Tuesday, March 28, 2006

Don't be enslaved

I’ve been on a quest lately, to figure out a good reason not to drink or smoke or do drugs. This stems from an ongoing conversation I’ve had with my Sunday school class (high school freshmen and sophomores). And I could tell that my answers to them about it weren’t that compelling.

I mean, just saying it’s unhealthy or illegal doesn’t even get their attention. They’ve been told that since kindergarten. As one guy told me, “They tell us how great it is, and how much we’ll want to do it, then they just say, it’s illegal so don’t.” No wonder, as I’m finding, just about *every* kid in our society tries this stuff at some point.

We did the strait path/wide path thing the other week, and that had some traction. But I still wasn’t happy—it wasn’t *convincing* in the way I wanted to be. If this is really such a big deal, if doing drugs etc. is really bad, there has got to be some way to present this fact to young people so that they’ll internalize the message.

Well, this week, I had an experience that opened my eyes some. I sat with a friend who I love dearly as they struggled with tobacco withdrawal. They’d made up their mind to quit a few weeks before, and had gone back and forth, stopping for a few days then lighting up. This night, though, it had been five days without a cigarette. I was determined to help them get through the hump.

So we sat together and I just watched. This person alternately got mad at me, at the people they’d seen that day, at the book they were trying to read, at their family, at the world in general. All I could see was suffering. But, as I prayed, I also knew this wasn’t them. Their true being is free from addiction, and it was time they lived that freedom. In fact, at one point, I asked my friend what they most wanted. The answer: Freedom.
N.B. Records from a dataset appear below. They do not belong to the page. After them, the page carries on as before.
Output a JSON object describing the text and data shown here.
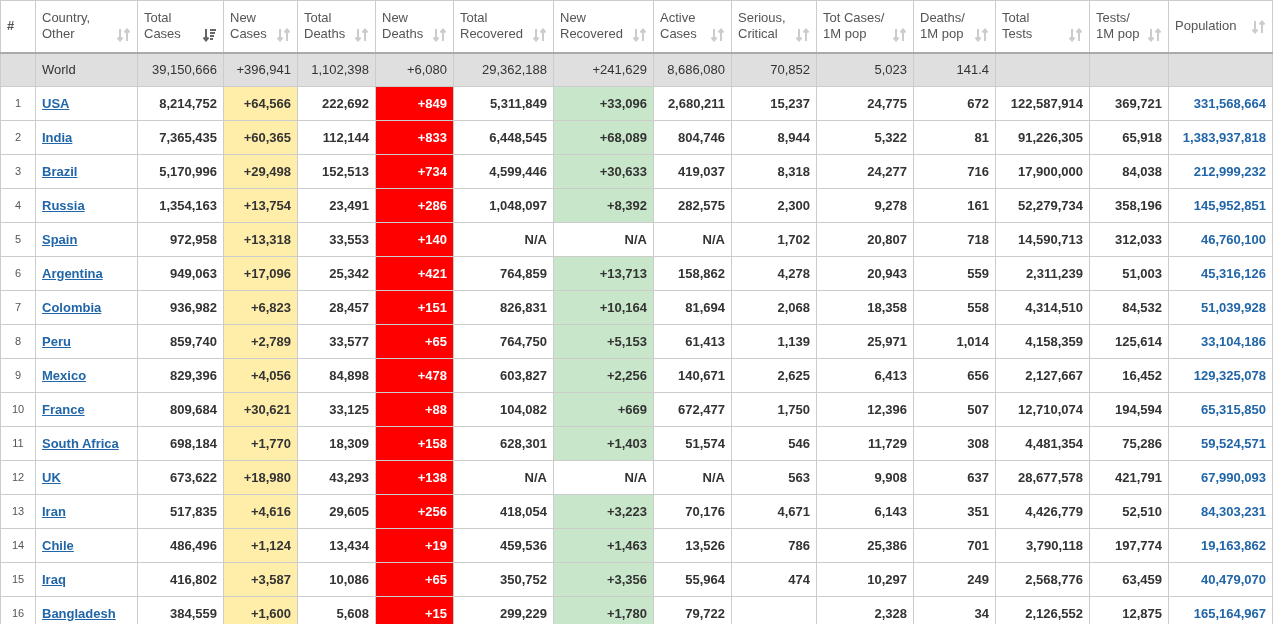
{
  "table": {
    "columns": [
      {
        "label_lines": [
          "#"
        ]
      },
      {
        "label_lines": [
          "Country,",
          "Other"
        ],
        "sorted": false
      },
      {
        "label_lines": [
          "Total",
          "Cases"
        ],
        "sorted": true
      },
      {
        "label_lines": [
          "New",
          "Cases"
        ],
        "sorted": false
      },
      {
        "label_lines": [
          "Total",
          "Deaths"
        ],
        "sorted": false
      },
      {
        "label_lines": [
          "New",
          "Deaths"
        ],
        "sorted": false
      },
      {
        "label_lines": [
          "Total",
          "Recovered"
        ],
        "sorted": false
      },
      {
        "label_lines": [
          "New",
          "Recovered"
        ],
        "sorted": false
      },
      {
        "label_lines": [
          "Active",
          "Cases"
        ],
        "sorted": false
      },
      {
        "label_lines": [
          "Serious,",
          "Critical"
        ],
        "sorted": false
      },
      {
        "label_lines": [
          "Tot Cases/",
          "1M pop"
        ],
        "sorted": false
      },
      {
        "label_lines": [
          "Deaths/",
          "1M pop"
        ],
        "sorted": false
      },
      {
        "label_lines": [
          "Total",
          "Tests"
        ],
        "sorted": false
      },
      {
        "label_lines": [
          "Tests/",
          "1M pop"
        ],
        "sorted": false
      },
      {
        "label_lines": [
          "Population"
        ],
        "sorted": false
      }
    ],
    "rows": [
      {
        "kind": "total",
        "cells": [
          "",
          "World",
          "39,150,666",
          "+396,941",
          "1,102,398",
          "+6,080",
          "29,362,188",
          "+241,629",
          "8,686,080",
          "70,852",
          "5,023",
          "141.4",
          "",
          "",
          ""
        ]
      },
      {
        "kind": "country",
        "new_recovered_marked": true,
        "cells": [
          "1",
          "USA",
          "8,214,752",
          "+64,566",
          "222,692",
          "+849",
          "5,311,849",
          "+33,096",
          "2,680,211",
          "15,237",
          "24,775",
          "672",
          "122,587,914",
          "369,721",
          "331,568,664"
        ]
      },
      {
        "kind": "country",
        "new_recovered_marked": true,
        "cells": [
          "2",
          "India",
          "7,365,435",
          "+60,365",
          "112,144",
          "+833",
          "6,448,545",
          "+68,089",
          "804,746",
          "8,944",
          "5,322",
          "81",
          "91,226,305",
          "65,918",
          "1,383,937,818"
        ]
      },
      {
        "kind": "country",
        "new_recovered_marked": true,
        "cells": [
          "3",
          "Brazil",
          "5,170,996",
          "+29,498",
          "152,513",
          "+734",
          "4,599,446",
          "+30,633",
          "419,037",
          "8,318",
          "24,277",
          "716",
          "17,900,000",
          "84,038",
          "212,999,232"
        ]
      },
      {
        "kind": "country",
        "new_recovered_marked": true,
        "cells": [
          "4",
          "Russia",
          "1,354,163",
          "+13,754",
          "23,491",
          "+286",
          "1,048,097",
          "+8,392",
          "282,575",
          "2,300",
          "9,278",
          "161",
          "52,279,734",
          "358,196",
          "145,952,851"
        ]
      },
      {
        "kind": "country",
        "new_recovered_marked": false,
        "cells": [
          "5",
          "Spain",
          "972,958",
          "+13,318",
          "33,553",
          "+140",
          "N/A",
          "N/A",
          "N/A",
          "1,702",
          "20,807",
          "718",
          "14,590,713",
          "312,033",
          "46,760,100"
        ]
      },
      {
        "kind": "country",
        "new_recovered_marked": true,
        "cells": [
          "6",
          "Argentina",
          "949,063",
          "+17,096",
          "25,342",
          "+421",
          "764,859",
          "+13,713",
          "158,862",
          "4,278",
          "20,943",
          "559",
          "2,311,239",
          "51,003",
          "45,316,126"
        ]
      },
      {
        "kind": "country",
        "new_recovered_marked": true,
        "cells": [
          "7",
          "Colombia",
          "936,982",
          "+6,823",
          "28,457",
          "+151",
          "826,831",
          "+10,164",
          "81,694",
          "2,068",
          "18,358",
          "558",
          "4,314,510",
          "84,532",
          "51,039,928"
        ]
      },
      {
        "kind": "country",
        "new_recovered_marked": true,
        "cells": [
          "8",
          "Peru",
          "859,740",
          "+2,789",
          "33,577",
          "+65",
          "764,750",
          "+5,153",
          "61,413",
          "1,139",
          "25,971",
          "1,014",
          "4,158,359",
          "125,614",
          "33,104,186"
        ]
      },
      {
        "kind": "country",
        "new_recovered_marked": true,
        "cells": [
          "9",
          "Mexico",
          "829,396",
          "+4,056",
          "84,898",
          "+478",
          "603,827",
          "+2,256",
          "140,671",
          "2,625",
          "6,413",
          "656",
          "2,127,667",
          "16,452",
          "129,325,078"
        ]
      },
      {
        "kind": "country",
        "new_recovered_marked": true,
        "cells": [
          "10",
          "France",
          "809,684",
          "+30,621",
          "33,125",
          "+88",
          "104,082",
          "+669",
          "672,477",
          "1,750",
          "12,396",
          "507",
          "12,710,074",
          "194,594",
          "65,315,850"
        ]
      },
      {
        "kind": "country",
        "new_recovered_marked": true,
        "cells": [
          "11",
          "South Africa",
          "698,184",
          "+1,770",
          "18,309",
          "+158",
          "628,301",
          "+1,403",
          "51,574",
          "546",
          "11,729",
          "308",
          "4,481,354",
          "75,286",
          "59,524,571"
        ]
      },
      {
        "kind": "country",
        "new_recovered_marked": false,
        "cells": [
          "12",
          "UK",
          "673,622",
          "+18,980",
          "43,293",
          "+138",
          "N/A",
          "N/A",
          "N/A",
          "563",
          "9,908",
          "637",
          "28,677,578",
          "421,791",
          "67,990,093"
        ]
      },
      {
        "kind": "country",
        "new_recovered_marked": true,
        "cells": [
          "13",
          "Iran",
          "517,835",
          "+4,616",
          "29,605",
          "+256",
          "418,054",
          "+3,223",
          "70,176",
          "4,671",
          "6,143",
          "351",
          "4,426,779",
          "52,510",
          "84,303,231"
        ]
      },
      {
        "kind": "country",
        "new_recovered_marked": true,
        "cells": [
          "14",
          "Chile",
          "486,496",
          "+1,124",
          "13,434",
          "+19",
          "459,536",
          "+1,463",
          "13,526",
          "786",
          "25,386",
          "701",
          "3,790,118",
          "197,774",
          "19,163,862"
        ]
      },
      {
        "kind": "country",
        "new_recovered_marked": true,
        "cells": [
          "15",
          "Iraq",
          "416,802",
          "+3,587",
          "10,086",
          "+65",
          "350,752",
          "+3,356",
          "55,964",
          "474",
          "10,297",
          "249",
          "2,568,776",
          "63,459",
          "40,479,070"
        ]
      },
      {
        "kind": "country",
        "new_recovered_marked": true,
        "cells": [
          "16",
          "Bangladesh",
          "384,559",
          "+1,600",
          "5,608",
          "+15",
          "299,229",
          "+1,780",
          "79,722",
          "",
          "2,328",
          "34",
          "2,126,552",
          "12,875",
          "165,164,967"
        ]
      }
    ]
  }
}
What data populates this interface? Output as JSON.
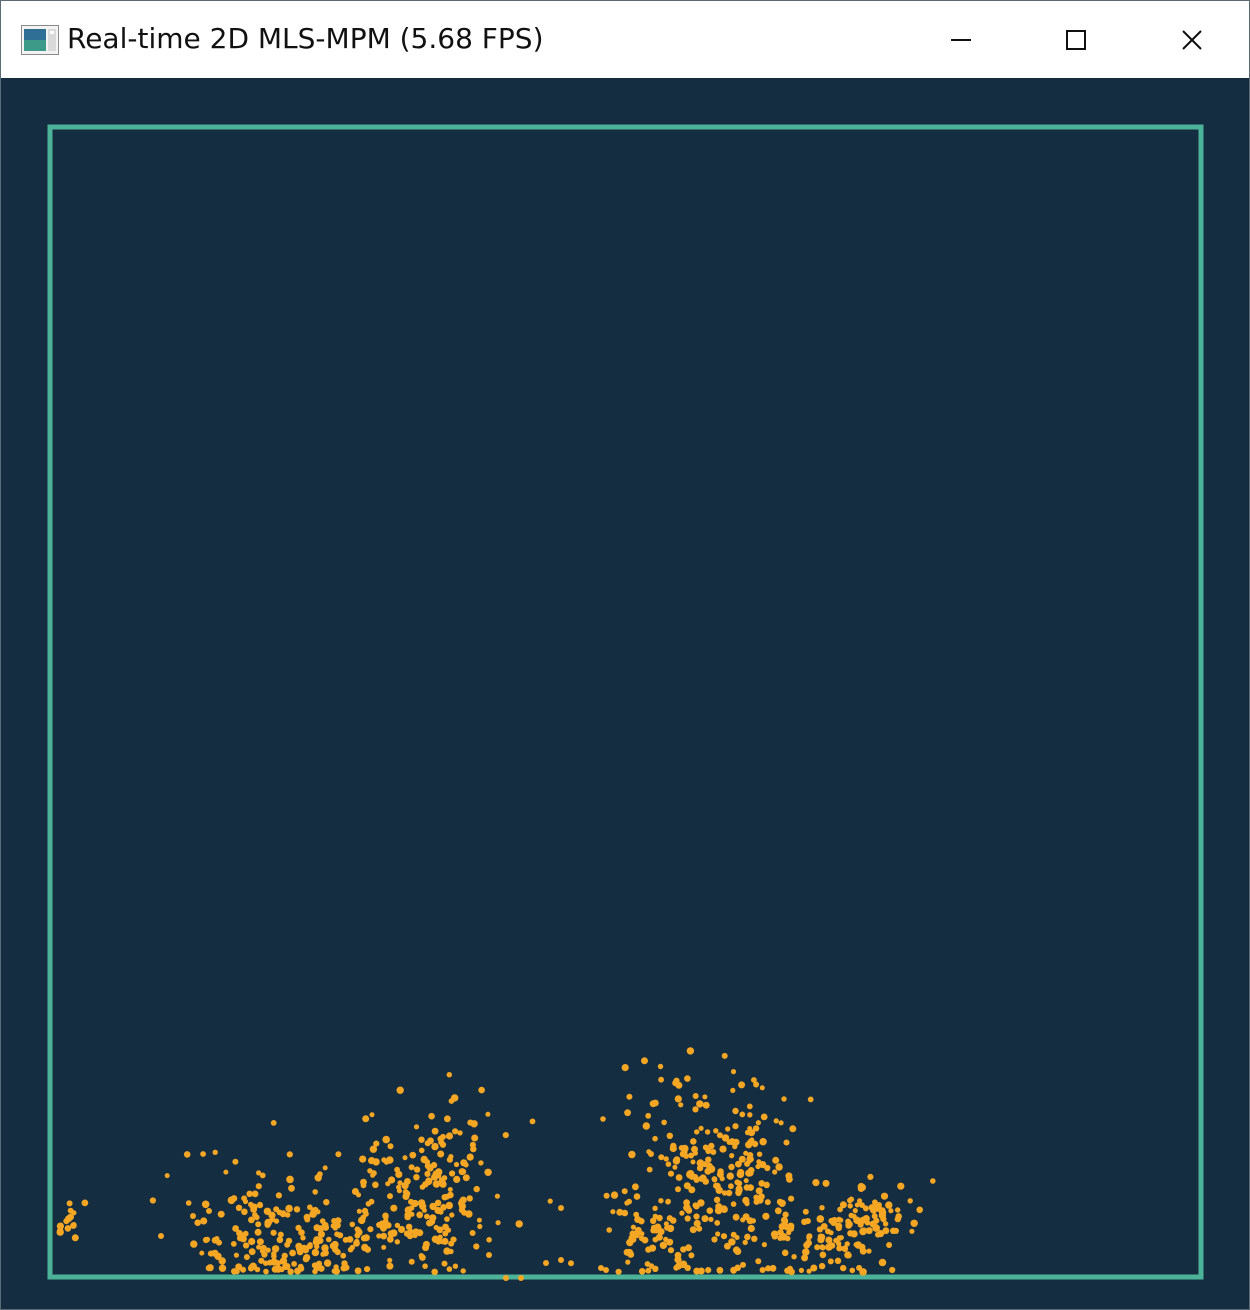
{
  "window": {
    "title": "Real-time 2D MLS-MPM (5.68 FPS)",
    "icon": "app-window-icon",
    "controls": [
      "minimize-icon",
      "maximize-icon",
      "close-icon"
    ]
  },
  "simulation": {
    "background_color": "#142d41",
    "boundary_color": "#4cb399",
    "particle_color": "#f5a623"
  }
}
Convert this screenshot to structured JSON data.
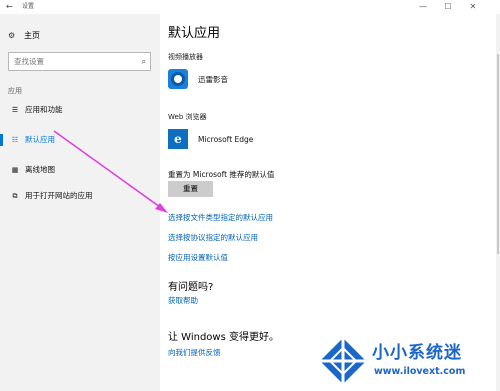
{
  "window": {
    "back_glyph": "←",
    "title": "设置",
    "min_glyph": "—",
    "max_glyph": "☐",
    "close_glyph": "✕"
  },
  "sidebar": {
    "home_label": "主页",
    "home_icon": "gear-icon",
    "search_placeholder": "查找设置",
    "section_label": "应用",
    "items": [
      {
        "label": "应用和功能",
        "icon": "list-icon",
        "active": false
      },
      {
        "label": "默认应用",
        "icon": "list-check-icon",
        "active": true
      },
      {
        "label": "离线地图",
        "icon": "map-icon",
        "active": false
      },
      {
        "label": "用于打开网站的应用",
        "icon": "window-link-icon",
        "active": false
      }
    ]
  },
  "main": {
    "title": "默认应用",
    "video_label": "视频播放器",
    "video_app": "迅雷影音",
    "web_label": "Web 浏览器",
    "web_app": "Microsoft Edge",
    "reset_label": "重置为 Microsoft 推荐的默认值",
    "reset_button": "重置",
    "links": {
      "by_file_type": "选择按文件类型指定的默认应用",
      "by_protocol": "选择按协议指定的默认应用",
      "by_app": "按应用设置默认值"
    },
    "help_heading": "有问题吗?",
    "help_link": "获取帮助",
    "better_heading": "让 Windows 变得更好。",
    "feedback_link": "向我们提供反馈"
  },
  "colors": {
    "accent": "#0078d7",
    "link": "#0062b8",
    "sidebar_bg": "#f2f2f2",
    "arrow": "#e040e0",
    "watermark": "#1b66c9"
  },
  "watermark": {
    "text_cn": "小小系统迷",
    "url": "www.ilovext.com"
  }
}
And this has led me to what I think is the most convincing argument about the issue. You think you’re free when you try it, meaning you can flout laws or your family’s values or what you’ve been told in school. This feels like freedom, but it’s a sham. In actuality, by being fooled into trying it, you’re being enslaved. Then you’re in the grip of the thing, and you’ve got to work to get free. The irony is you were free to begin with and you gave it away.

This crystallized for me when I read this passage from Science and Health last week (it was in the lesson):

The enslavement of man is not legitimate. It will cease when man enters into his heritage of freedom, his God-given dominion over the material senses. Mortals will some day assert their freedom in the name of Almighty God. Then they will control their own bodies through the understanding of divine Science. Dropping their present beliefs, they will recognize harmony as the spiritual reality and discord as the material unreality.


I’d never read this passage from the point of view of fighting addition before. I think it absolutely applies. You have freedom by refraining. You control your own body by understanding, not by giving your will over to a chemical. Freedom and drug abuse can’t occupy the same space.

So this time, I asked my kids in Sunday school, “Do you want to be free or enslaved?” And this time, they got it.

p.s., My friend is almost at two weeks now, and going strong.